The Academy Award-winning VFX company DNEG – which pushed the boundaries of the cosmos in its visual effects for Interstellar, First Man and Blade Runner 2049 – is exploring new space in Canada.
DNEG, also known as Double Negative Ltd., announced plans for a new studio in the Greater Toronto Area as well as intentions to expand existing Montreal and Vancouver operations. It’s also adding a new studio for its feature animation division at the West Coast digs as it moves into production on five new animation projects. The news comes after film and TV giant Disney unveiled plans to set up a shop for the House of Mouse in Vancouver in January 2022.
DNEG’s Toronto studio will create 200 openings, initially remote work, to work on visual effects for film and TV, feature animation, as well technology positions. A further 300 jobs will open at its Montreal and Vancouver offices, including 100 specific openings on the feature animation team at the latter. There were only three open postings on the company website as of press time.
“I’m well aware of the strength of the technology talent in this area,” said Paul Salvini (pictured above), global CTO, who is based in Kitchener-Waterloo – home to Canada’s largest tech companies, with a start-up density second only to Silicon Valley. “This is a great chance for technologists working in AI, machine learning, UX and across a broad spectrum of technology areas to refocus their talents on helping to create incredible imagery for some of the world’s biggest feature films and episodic series.”
Salvini was appointed last November and tasked with, among other things, developing a new vision for the company and overseeing technology initiatives for film and TV.
The Canadian expansion comes five days after DNEG’s parent company, Prime Focus Ltd., received a US$250-million investment from Novator Capital Advisers. Prime bills itself as the world’s largest “independent” media services powerhouse with offices on four continents.
“Growth in our Canadian talent and capabilities will help us strategically align with the demands of the entertainment industry and seize upon our new growth initiatives and content creation opportunities,’ said DNEG chairman and CEO Namit Malhotra in a statement.

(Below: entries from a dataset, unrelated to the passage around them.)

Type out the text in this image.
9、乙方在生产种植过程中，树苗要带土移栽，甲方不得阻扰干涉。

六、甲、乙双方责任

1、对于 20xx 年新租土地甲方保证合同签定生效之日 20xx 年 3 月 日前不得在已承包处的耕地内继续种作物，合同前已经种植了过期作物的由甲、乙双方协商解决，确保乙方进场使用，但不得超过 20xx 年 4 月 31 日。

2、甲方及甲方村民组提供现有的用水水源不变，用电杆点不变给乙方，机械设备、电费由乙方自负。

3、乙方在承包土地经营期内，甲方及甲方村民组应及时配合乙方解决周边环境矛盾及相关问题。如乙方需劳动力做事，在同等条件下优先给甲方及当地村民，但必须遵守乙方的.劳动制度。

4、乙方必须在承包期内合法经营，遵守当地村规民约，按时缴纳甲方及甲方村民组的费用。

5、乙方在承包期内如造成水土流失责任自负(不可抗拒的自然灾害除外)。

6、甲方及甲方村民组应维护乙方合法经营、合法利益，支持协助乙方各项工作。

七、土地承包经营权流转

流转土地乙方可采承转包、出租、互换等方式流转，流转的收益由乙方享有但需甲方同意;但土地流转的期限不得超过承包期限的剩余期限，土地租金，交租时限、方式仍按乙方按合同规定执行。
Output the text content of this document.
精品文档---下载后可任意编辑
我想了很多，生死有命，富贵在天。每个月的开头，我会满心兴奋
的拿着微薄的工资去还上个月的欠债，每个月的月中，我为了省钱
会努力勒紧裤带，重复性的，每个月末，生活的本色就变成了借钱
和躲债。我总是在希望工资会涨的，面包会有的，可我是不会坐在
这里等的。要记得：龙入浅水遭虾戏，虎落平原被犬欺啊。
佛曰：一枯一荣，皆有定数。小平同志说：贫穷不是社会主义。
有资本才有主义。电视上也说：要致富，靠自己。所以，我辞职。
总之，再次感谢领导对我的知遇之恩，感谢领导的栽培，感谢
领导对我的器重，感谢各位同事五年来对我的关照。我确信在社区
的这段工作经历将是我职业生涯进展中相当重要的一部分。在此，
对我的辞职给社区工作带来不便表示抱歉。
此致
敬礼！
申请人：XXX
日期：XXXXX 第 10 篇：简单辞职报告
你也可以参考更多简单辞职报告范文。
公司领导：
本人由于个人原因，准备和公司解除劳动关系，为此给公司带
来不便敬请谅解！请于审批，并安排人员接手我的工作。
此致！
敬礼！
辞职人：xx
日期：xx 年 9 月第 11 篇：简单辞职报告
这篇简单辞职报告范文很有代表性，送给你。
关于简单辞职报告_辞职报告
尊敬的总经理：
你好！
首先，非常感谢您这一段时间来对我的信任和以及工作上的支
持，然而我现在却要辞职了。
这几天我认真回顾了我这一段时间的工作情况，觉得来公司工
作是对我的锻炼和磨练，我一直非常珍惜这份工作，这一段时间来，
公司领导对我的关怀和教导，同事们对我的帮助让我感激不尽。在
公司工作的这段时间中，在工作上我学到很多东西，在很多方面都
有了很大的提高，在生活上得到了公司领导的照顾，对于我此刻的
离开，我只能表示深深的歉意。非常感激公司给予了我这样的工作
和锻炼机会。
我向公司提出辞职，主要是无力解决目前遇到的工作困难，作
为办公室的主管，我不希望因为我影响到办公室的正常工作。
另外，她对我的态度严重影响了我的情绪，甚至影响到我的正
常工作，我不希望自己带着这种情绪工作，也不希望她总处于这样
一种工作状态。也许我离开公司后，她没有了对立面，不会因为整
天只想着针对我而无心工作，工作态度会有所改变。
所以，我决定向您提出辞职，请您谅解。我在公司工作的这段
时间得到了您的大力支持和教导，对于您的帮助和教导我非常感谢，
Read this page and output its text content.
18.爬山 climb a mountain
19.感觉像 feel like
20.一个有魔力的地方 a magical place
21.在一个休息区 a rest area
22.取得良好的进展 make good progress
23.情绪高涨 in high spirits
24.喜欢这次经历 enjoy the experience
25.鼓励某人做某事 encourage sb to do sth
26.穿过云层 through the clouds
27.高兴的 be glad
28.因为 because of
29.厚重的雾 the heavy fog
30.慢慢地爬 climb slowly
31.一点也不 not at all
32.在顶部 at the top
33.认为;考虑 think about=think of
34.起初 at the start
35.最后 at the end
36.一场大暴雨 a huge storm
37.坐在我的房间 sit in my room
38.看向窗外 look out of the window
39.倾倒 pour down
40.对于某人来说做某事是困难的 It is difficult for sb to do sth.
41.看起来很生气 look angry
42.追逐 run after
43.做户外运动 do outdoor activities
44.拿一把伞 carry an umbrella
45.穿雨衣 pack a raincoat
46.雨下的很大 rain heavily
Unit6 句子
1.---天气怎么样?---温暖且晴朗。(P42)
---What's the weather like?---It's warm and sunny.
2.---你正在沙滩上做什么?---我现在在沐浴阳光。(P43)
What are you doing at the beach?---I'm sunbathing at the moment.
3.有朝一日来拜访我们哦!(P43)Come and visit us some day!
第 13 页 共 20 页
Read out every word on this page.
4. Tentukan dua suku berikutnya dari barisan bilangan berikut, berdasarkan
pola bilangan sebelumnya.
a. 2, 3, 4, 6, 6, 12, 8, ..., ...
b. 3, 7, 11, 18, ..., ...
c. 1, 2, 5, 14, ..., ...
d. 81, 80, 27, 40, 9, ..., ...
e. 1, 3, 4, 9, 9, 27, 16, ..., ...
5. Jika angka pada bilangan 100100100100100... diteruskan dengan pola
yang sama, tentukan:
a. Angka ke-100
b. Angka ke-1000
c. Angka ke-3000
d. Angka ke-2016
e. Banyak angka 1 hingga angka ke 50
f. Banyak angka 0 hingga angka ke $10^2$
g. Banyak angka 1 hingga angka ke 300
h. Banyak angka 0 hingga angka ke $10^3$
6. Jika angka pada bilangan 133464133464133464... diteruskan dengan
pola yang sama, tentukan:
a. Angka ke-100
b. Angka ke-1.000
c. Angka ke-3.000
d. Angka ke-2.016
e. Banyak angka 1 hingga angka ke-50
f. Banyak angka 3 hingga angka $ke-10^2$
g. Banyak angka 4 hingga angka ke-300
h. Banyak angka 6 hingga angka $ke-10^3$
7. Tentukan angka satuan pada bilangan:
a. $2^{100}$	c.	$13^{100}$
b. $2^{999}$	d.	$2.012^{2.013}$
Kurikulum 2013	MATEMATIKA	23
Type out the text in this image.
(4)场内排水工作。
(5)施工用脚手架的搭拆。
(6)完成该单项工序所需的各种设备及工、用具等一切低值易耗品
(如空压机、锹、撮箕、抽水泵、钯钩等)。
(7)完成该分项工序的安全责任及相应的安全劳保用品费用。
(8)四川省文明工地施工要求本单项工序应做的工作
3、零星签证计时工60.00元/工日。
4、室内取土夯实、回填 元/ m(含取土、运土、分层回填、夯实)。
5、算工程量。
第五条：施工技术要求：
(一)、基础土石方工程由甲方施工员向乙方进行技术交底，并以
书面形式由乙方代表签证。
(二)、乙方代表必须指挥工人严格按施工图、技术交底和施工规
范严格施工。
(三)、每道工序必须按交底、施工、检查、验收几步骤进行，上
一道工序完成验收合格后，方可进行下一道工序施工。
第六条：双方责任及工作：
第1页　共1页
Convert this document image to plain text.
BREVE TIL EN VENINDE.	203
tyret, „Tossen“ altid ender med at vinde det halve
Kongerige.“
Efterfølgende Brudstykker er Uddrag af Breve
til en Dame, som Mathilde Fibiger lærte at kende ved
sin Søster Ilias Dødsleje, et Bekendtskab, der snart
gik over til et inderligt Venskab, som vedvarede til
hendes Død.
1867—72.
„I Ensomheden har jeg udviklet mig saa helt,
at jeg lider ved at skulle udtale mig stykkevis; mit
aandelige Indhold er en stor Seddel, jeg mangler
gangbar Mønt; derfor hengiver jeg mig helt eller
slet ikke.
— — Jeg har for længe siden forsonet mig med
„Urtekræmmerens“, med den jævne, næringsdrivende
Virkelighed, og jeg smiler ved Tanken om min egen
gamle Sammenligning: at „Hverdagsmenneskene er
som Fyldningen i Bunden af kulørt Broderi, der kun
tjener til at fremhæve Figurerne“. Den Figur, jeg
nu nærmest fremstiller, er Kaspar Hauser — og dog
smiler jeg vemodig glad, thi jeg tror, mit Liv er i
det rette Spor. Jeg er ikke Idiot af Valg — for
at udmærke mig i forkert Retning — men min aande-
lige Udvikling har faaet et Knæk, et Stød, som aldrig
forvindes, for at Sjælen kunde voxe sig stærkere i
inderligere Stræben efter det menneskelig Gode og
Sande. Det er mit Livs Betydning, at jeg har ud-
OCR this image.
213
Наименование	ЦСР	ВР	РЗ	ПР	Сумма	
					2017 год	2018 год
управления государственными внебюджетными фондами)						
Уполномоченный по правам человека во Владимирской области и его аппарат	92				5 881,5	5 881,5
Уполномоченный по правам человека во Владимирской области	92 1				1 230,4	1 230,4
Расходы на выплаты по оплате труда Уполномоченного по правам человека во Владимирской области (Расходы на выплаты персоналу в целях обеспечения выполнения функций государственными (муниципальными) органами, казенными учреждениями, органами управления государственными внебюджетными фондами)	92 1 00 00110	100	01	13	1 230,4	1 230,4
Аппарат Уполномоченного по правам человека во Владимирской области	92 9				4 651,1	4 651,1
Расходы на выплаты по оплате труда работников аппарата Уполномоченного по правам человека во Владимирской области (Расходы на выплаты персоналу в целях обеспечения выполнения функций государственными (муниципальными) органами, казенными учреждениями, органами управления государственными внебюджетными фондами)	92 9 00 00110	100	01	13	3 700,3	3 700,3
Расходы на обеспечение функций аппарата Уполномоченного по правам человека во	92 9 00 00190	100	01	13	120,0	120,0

DNEG also has operations in the U.K., U.S. and India. It shuttered its Los Angeles studio after four years in early 2020 to centralize TV VFX in Canada and India. The company won six of the last 10 Oscars for VFX, for: Tenet (2020), First Man (2019), Blade Runner 2049 (2017) Ex Machina (2015), Interstellar (2014) and Inception (2010). Latest film projects include Denis Villeneuve’s Dune and The Matrix 4.
The business for Canadian VFX was booming. Revenue for visual effects and animation, not including 3D, more than tripled to $1.07 billion in 2019 from $338 million in 2013, according to Statistics Canada. The data is released every two years.
The pandemic hit the country’s post-production houses hard. The VFX industry was impacted more than animation service studios, according to research from Ontario Creates, as animators more easily transitioned to work from home. But animation studios “had by far the highest average COVID-related costs” of more than $150,000 per studio.